OPINION {¶ 1} Randy Byrd appeals from a judgment of the Clark County Court of Common Pleas, which sentenced him to eight years for rape and four years for sexual battery following his negotiated guilty plea. This is Byrd's third appeal regarding his sentence; he had been resentenced twice pursuant to our remands in State v. Byrd, Clark App. No. 03-CA-08,2004-Ohio-4369 and State v. Byrd, Clark App. No. 04-CA-84,2006-Ohio-834. In this appeal, Byrd's attorney has filed a brief pursuant to Anders v. California (1967), 386 U.S. 738, 87 S. Ct. 1396, 19 L. Ed. 2d 493, in which he asserts that there are no meritorious issues for appellate review. We notified Byrd of counsel's position and invited him to file his own brief, but he has not done so.
{¶ 2} In 2002, Byrd drugged his former fiancee and had sexual intercourse with her several times without her consent. He pled guilty to one count of rape and one count of sexual battery pursuant to a negotiated plea. He was sentenced to eight years of imprisonment on the rape and to four years on the sexual battery, to be served consecutively. On appeal, we found that the trial court had failed to make the findings required by R.C. 2929.14(B) and (E) for the imposition of consecutive sentences. We remanded for resentencing. Byrd, Clark App. No. 03-CA-08. After resentencing, Byrd appealed and we again concluded that the court's reasoning had failed to satisfy the requirements of R.C. 2929.14(B) and (E). On February 24, 2006, we remanded for resentencing a second time. Byrd, Clark App. No. 04-CA-84.

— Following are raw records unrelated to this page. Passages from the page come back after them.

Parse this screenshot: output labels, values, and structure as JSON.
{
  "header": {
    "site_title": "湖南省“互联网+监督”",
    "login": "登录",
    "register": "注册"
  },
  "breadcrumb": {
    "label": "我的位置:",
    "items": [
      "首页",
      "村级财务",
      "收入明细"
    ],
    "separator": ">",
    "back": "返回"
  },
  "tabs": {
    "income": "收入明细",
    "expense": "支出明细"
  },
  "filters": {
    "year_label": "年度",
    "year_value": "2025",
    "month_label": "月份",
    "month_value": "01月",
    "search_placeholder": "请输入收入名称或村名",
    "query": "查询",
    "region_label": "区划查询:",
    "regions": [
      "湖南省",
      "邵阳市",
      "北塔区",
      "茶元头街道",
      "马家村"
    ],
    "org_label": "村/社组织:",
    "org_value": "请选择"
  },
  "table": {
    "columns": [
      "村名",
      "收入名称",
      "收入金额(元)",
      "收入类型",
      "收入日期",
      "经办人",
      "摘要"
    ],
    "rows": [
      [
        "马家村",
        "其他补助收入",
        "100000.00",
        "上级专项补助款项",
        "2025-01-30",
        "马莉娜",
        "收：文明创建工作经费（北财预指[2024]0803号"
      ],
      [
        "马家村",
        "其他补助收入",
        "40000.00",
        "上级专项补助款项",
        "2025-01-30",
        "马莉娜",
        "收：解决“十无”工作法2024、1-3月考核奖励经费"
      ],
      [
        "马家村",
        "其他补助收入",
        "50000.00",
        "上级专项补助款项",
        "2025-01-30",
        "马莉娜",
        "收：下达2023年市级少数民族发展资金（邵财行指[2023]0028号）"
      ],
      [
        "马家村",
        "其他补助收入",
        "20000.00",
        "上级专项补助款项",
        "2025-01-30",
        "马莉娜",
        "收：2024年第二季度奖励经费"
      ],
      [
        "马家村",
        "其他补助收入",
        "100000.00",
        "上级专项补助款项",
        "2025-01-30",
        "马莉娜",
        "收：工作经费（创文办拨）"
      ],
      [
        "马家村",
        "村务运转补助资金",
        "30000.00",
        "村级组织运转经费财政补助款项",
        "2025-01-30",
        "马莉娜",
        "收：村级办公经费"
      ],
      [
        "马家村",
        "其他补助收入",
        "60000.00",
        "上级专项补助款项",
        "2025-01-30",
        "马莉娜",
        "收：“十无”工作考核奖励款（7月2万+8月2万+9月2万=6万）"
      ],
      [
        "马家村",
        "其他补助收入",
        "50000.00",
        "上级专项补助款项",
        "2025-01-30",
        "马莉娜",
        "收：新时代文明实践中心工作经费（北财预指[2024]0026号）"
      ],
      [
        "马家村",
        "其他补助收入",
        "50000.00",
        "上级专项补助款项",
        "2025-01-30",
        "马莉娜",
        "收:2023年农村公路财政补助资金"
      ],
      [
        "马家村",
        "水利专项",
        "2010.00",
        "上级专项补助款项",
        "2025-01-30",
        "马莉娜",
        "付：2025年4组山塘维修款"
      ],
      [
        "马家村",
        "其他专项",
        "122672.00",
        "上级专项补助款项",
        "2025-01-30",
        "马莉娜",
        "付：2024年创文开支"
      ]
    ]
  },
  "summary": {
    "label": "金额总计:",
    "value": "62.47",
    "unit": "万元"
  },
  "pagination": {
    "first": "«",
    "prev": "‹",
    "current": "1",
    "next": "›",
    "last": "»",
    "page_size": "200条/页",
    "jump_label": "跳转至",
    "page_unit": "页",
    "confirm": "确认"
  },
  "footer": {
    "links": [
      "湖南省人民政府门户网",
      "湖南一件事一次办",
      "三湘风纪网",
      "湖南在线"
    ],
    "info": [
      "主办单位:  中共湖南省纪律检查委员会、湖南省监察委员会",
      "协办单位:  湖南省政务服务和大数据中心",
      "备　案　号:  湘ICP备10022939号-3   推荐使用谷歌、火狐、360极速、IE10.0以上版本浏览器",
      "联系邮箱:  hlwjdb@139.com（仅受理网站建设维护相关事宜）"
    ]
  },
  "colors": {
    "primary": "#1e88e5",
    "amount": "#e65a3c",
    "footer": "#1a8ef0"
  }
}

{¶ 3} Three days later, the Supreme Court of Ohio issued its opinion in State v. Foster, 109 Ohio St. 3d 1, 2006-Ohio-856, 845 N.E.2d 470.Foster held that the requirements set forth at R.C. 2929.14(B) and (E) were unconstitutional and severed them from the sentencing provisions of the Revised Code. In light of this holding, trial courts now have full discretion to impose a prison sentence within the statutory range and are no longer required to make findings *Page 3 or to give their reasons for imposing consecutive prison terms. Id. at ¶ 99; State v. Mathis, 109 Ohio St. 3d 54, 2006-Ohio-855, 846 N.E.2d 1, ¶ 37. The trial court recognized this change in the law subsequent to our remand, and the court's most recent sentence is in accordance withFoster. Thus, we agree with appellate counsel that there is no merit to this argument.
{¶ 4} Pursuant to Anders, we have conducted an independent examination of the record in this case, and, having done so, we agree with the assessment of appointed appellate counsel that there are no arguably meritorious issues for appellate review and that this appeal is wholly frivolous.
{¶ 5} The judgment will be affirmed.
*Page 1GRADY, J. and DONOVAN, concur.